Sometimes it’s easy to succumb to the herd mentality. Perhaps it’s because there is comfort in numbers. I bring this up because the current financial crisis has precipitated a lot of finger-pointing, as most Americans try to determine who’s to blame. Here’s where I move away from the herd: I don’t give a damn who’s to blame. I care about who’s going to come up with a viable solution to save our country.
As a conservative, I don’t have much use for liberalism. As I’ve said many times before liberals have a fundamental misunderstanding of human nature rooted in the idea that peoples’ self-interest can be sublimated to the “greater good” of all mankind. It’s the “everyone gets a trophy just for showing up” mentality and I will battle against it to my dying breath.

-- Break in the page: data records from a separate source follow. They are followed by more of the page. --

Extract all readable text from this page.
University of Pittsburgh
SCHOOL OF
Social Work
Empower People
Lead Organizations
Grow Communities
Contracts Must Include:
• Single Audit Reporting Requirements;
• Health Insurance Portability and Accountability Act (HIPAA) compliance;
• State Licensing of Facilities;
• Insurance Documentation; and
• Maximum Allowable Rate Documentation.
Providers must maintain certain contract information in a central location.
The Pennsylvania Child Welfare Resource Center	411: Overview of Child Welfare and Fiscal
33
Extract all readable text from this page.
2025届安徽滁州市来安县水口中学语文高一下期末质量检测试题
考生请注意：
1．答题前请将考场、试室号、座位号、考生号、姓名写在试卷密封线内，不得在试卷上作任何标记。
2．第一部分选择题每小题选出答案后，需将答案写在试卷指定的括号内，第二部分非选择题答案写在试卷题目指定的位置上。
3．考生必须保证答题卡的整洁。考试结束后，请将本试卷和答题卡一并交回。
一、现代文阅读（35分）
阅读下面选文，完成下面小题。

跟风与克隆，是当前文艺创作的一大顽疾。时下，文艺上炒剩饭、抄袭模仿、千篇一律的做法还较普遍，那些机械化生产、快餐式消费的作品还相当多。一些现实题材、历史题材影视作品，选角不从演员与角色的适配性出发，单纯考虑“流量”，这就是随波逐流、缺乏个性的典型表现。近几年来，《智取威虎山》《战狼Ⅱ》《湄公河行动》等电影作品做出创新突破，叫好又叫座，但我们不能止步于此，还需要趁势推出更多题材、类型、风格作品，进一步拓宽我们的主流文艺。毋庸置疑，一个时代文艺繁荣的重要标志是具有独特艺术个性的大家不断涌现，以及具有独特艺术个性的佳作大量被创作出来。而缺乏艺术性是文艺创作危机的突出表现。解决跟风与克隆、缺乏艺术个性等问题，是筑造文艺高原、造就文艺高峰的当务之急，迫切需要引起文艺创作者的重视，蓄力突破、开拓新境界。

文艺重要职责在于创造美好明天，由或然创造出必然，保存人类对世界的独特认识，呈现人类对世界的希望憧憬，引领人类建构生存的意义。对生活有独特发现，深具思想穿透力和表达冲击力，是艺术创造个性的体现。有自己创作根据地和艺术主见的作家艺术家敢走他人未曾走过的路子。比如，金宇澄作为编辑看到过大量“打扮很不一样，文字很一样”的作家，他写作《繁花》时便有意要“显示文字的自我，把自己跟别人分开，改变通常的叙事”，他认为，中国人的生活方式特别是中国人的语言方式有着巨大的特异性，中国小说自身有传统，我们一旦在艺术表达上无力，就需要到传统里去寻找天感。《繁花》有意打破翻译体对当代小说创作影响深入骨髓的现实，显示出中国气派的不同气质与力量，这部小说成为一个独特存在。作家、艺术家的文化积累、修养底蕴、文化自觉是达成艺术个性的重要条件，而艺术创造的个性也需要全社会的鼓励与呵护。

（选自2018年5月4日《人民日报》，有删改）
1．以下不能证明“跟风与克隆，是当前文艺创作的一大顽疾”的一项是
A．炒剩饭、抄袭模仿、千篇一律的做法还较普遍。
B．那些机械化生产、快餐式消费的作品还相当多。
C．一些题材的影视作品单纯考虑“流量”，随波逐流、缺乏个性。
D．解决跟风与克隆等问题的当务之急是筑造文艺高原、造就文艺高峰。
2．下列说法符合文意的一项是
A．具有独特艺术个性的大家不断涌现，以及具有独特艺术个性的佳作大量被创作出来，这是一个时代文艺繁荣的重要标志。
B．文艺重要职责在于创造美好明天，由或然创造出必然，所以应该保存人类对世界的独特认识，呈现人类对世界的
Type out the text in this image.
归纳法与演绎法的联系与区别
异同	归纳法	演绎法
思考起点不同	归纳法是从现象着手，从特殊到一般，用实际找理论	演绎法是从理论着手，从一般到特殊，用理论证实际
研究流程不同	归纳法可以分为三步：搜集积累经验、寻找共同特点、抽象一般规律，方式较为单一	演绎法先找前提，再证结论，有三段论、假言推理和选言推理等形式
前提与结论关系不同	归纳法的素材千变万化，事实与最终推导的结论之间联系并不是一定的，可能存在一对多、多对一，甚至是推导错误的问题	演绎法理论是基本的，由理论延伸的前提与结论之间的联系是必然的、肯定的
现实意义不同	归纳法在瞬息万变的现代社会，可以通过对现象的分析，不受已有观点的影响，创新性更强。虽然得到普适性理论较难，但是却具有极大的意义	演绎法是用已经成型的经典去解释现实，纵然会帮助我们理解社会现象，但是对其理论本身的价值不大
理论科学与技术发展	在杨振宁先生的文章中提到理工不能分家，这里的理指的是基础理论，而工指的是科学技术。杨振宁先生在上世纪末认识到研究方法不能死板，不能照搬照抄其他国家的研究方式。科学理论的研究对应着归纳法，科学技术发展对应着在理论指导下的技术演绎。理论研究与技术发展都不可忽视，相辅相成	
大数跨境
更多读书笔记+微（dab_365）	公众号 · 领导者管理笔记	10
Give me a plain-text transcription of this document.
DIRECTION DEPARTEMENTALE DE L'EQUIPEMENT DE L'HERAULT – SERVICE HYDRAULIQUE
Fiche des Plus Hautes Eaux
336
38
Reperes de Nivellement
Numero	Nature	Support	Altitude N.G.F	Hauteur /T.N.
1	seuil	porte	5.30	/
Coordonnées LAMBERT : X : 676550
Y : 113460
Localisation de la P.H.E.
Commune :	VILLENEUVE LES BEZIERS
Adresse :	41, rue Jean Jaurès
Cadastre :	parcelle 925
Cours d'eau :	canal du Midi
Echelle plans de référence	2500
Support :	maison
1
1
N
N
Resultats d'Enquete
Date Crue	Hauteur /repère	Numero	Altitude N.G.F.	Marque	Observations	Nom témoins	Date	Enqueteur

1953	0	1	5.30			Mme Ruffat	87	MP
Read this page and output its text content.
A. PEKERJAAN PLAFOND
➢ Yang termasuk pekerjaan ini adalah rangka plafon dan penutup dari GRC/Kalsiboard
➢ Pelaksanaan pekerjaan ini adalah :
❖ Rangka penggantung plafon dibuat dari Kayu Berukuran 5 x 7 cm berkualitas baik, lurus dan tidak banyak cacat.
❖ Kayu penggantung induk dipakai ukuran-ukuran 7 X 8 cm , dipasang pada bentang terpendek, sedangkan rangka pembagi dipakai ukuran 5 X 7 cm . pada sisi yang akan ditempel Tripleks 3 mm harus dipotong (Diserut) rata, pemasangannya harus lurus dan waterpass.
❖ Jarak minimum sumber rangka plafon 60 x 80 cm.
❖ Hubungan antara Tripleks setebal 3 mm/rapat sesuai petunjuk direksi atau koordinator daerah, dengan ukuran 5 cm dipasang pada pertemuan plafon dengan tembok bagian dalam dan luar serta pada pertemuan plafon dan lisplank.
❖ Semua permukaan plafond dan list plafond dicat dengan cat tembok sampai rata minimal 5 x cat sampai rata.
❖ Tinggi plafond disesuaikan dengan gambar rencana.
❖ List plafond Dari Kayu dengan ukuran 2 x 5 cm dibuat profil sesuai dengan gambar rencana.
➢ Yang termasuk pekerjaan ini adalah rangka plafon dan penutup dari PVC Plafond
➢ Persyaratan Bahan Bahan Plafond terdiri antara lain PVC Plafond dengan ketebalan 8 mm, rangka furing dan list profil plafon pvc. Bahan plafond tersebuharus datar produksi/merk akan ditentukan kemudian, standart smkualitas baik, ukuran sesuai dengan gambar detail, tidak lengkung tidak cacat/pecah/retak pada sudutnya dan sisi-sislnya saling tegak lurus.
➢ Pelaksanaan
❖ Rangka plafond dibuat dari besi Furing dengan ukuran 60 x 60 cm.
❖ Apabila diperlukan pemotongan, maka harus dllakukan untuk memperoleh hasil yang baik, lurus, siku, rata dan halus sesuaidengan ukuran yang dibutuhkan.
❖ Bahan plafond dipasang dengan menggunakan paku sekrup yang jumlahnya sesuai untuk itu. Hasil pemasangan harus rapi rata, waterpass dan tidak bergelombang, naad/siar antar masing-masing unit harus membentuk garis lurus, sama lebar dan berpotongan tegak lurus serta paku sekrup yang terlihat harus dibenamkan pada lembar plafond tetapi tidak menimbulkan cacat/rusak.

That being said, in the unlikely event that Nancy Pelosi and Harry Reid come up with the best solution to the current economic crisis, they get my support. Why?
Because I’m an American first, and a conservative second.
Too many of us have it the other way around. We’re ideologues first, and those who espouse competing ideas are no longer adversaries to be debated. They are enemies to be destroyed–by any means, at all costs.
Abraham Lincoln said it best: “A house divided against itself cannot stand.”
In the coming days, Abraham Lincoln’s words will be given their severest test in many years. Either the individuals who inhabit the White House and Congress will put political gamesmanship, ideology and partisanship aside and do what’s right for America, or our “house” will not stand.
That is not to say that the bailout package as it stands should be adopted unblinkingly. I’m saying this is a time for statesmanship to trump partisan pettiness. This is not a time to placate certain constituencies or play one group of Americans off another.
Seven years ago, on Sept 11, 2001 Americans began a brief interlude from such pettiness, one that was apparently impossible to sustain for an extended length of time. Maybe that is the nature of an America comprised of every combination of humanity that exists. Yet there is a vast difference between arguing like a family and the desire to annihilate a fellow citizen for ideological advantage.
America’s mettle has been severely tested before. It is being severely tested again. Perhaps staring at the abyss will bring out the grownup in most, if not all of us.
Maybe, at the end of the day, that’s a good thing.